A simple version of this is query expansion is when completed search terms are automatically offered up with the most popular options.
4. Virtual Assistants
If you’ve been perusing the web in recent years, you may have noticed an uptick in the presence of online or virtual assistants. These are small chatbots that can respond to simple queries and requests.
It’s a technology that is only going to become more advanced with time too. Google believed in it enough to invest approximately US$501 million in acquiring DeepMind, an artificial intelligence company.
More recently, Google invested an undisclosed amount into Japanese startup – and AI and machine learning specialist – ABEJA.
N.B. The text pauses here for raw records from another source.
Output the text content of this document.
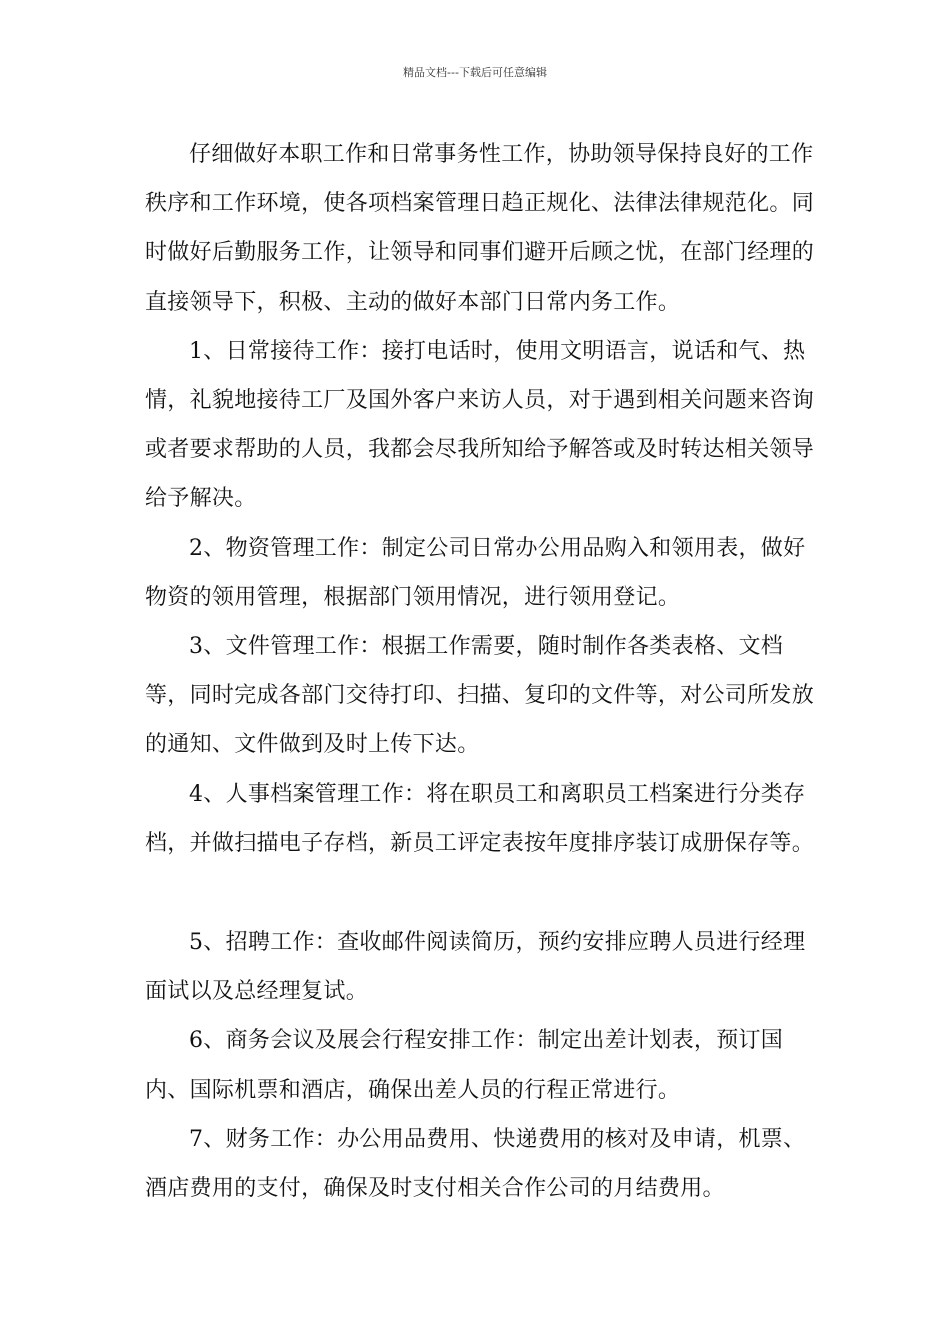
精品文档---下载后可任意编辑

仔细做好本职工作和日常事务性工作，协助领导保持良好的工作秩序和工作环境，使各项档案管理日趋正规化、法律法律规范化。同时做好后勤服务工作，让领导和同事们避开后顾之忧，在部门经理的直接领导下，积极、主动的做好本部门日常内务工作。

1、日常接待工作：接打电话时，使用文明语言，说话和气、热情，礼貌地接待工厂及国外客户来访人员，对于遇到相关问题来咨询或者要求帮助的人员，我都会尽我所知给予解答或及时转达相关领导给予解决。

2、物资管理工作：制定公司日常办公用品购入和领用表，做好物资的领用管理，根据部门领用情况，进行领用登记。

3、文件管理工作：根据工作需要，随时制作各类表格、文档等，同时完成各部门交待打印、扫描、复印的文件等，对公司所发放的通知、文件做到及时上传下达。

4、人事档案管理工作：将在职员工和离职员工档案进行分类存档，并做扫描电子存档，新员工评定表按年度排序装订成册保存等。

5、招聘工作：查收邮件阅读简历，预约安排应聘人员进行经理面试以及总经理复试。

6、商务会议及展会行程安排工作：制定出差计划表，预订国内、国际机票和酒店，确保出差人员的行程正常进行。

7、财务工作：办公用品费用、快递费用的核对及申请，机票、酒店费用的支付，确保及时支付相关合作公司的月结费用。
While the headlines have largely shown Google using this new technology to make scientific inquiries and play chess, there are undoubtedly myriad ways this technology will be used to improve our lives. That includes things like virtual assistants.
According to a Ubisend report, 1 out of 5 consumers is currently willing to buy products from a chatbot. 40 percent of consumers also use chatbots to look for offers and deals. These are numbers that can only go up as the tech improves.
Indeed, a similar 2017 Hubspot report shows that 48 percent of customers would rather connect with a company via live chat than through any other means of contact.
There are a number of tasks e-commerce retailers can offload to virtual assistants. Let’s take a look at a few:
Keeping customers happy is the first sign of a good business. But for those running their own business, it can be a time-consuming prospect. Virtual assistants can be trained to answer customer questions over the phone, live chat, email, or social media.
It allows for the real-time response to customers, which is integral when a conversion is on the line. These assistants can deal with irate customers, lost shipments, and much more.
They can also guide customers through the sales process. In essence, holding their hand from the initial landing page until they click the “PAY” button.
It’s also a chance to upsell or cross-sell other products that the customer may be interested in.
Dealing With Orders
Virtual assistants can help process the orders, including entry, shipment, and invoicing. They can handle the delivery of customer invoices to drop-ship vendors, for instance.
They can also handle returns and exchanges, checking in with customers and suppliers directly through email to manage returns, exchanges, and refunds.
Inventory management is generally tedious for e-commerce entities. A virtual assistant with good machine learning capabilities could also update your website to reflect the stock that your suppliers have on hand and let the retailer know when they need to re-order specific items.
Of course, these are just a handful of the potentially limitless possibilities that AI and Machine learning offer to virtual assistants. But one thing that is for sure is that these machines will only improve with time.
5. Adaption and Adoption
Machine learning and artificial intelligence are staged to become some of the most important tools in the dropseller’s toolbox.
Imagine, being able to change prices to compete with your competitor’s, to keep up with demand, or even shift dependent on the time of day or type of customer.
Or what if we wanted to look ahead and determine what products we should be ordering. Machines can process data and find insights that may otherwise escape people.
These tools can be applied to any number of business intelligence or analytical queries. This deeper understanding will result from more accurate information and the ability to process it at record speeds allowing companies to make decisions that are backed up by data, helping them offer better products and services.
Artificial intelligence certainly won’t solve every problem that an e-commerce retailer will face, but it also can’t be avoided.
Whether the technology is fully embraced in the years to come remains to be seen, but it’s clear that the industry will be changed. For the moment, it all looks promising.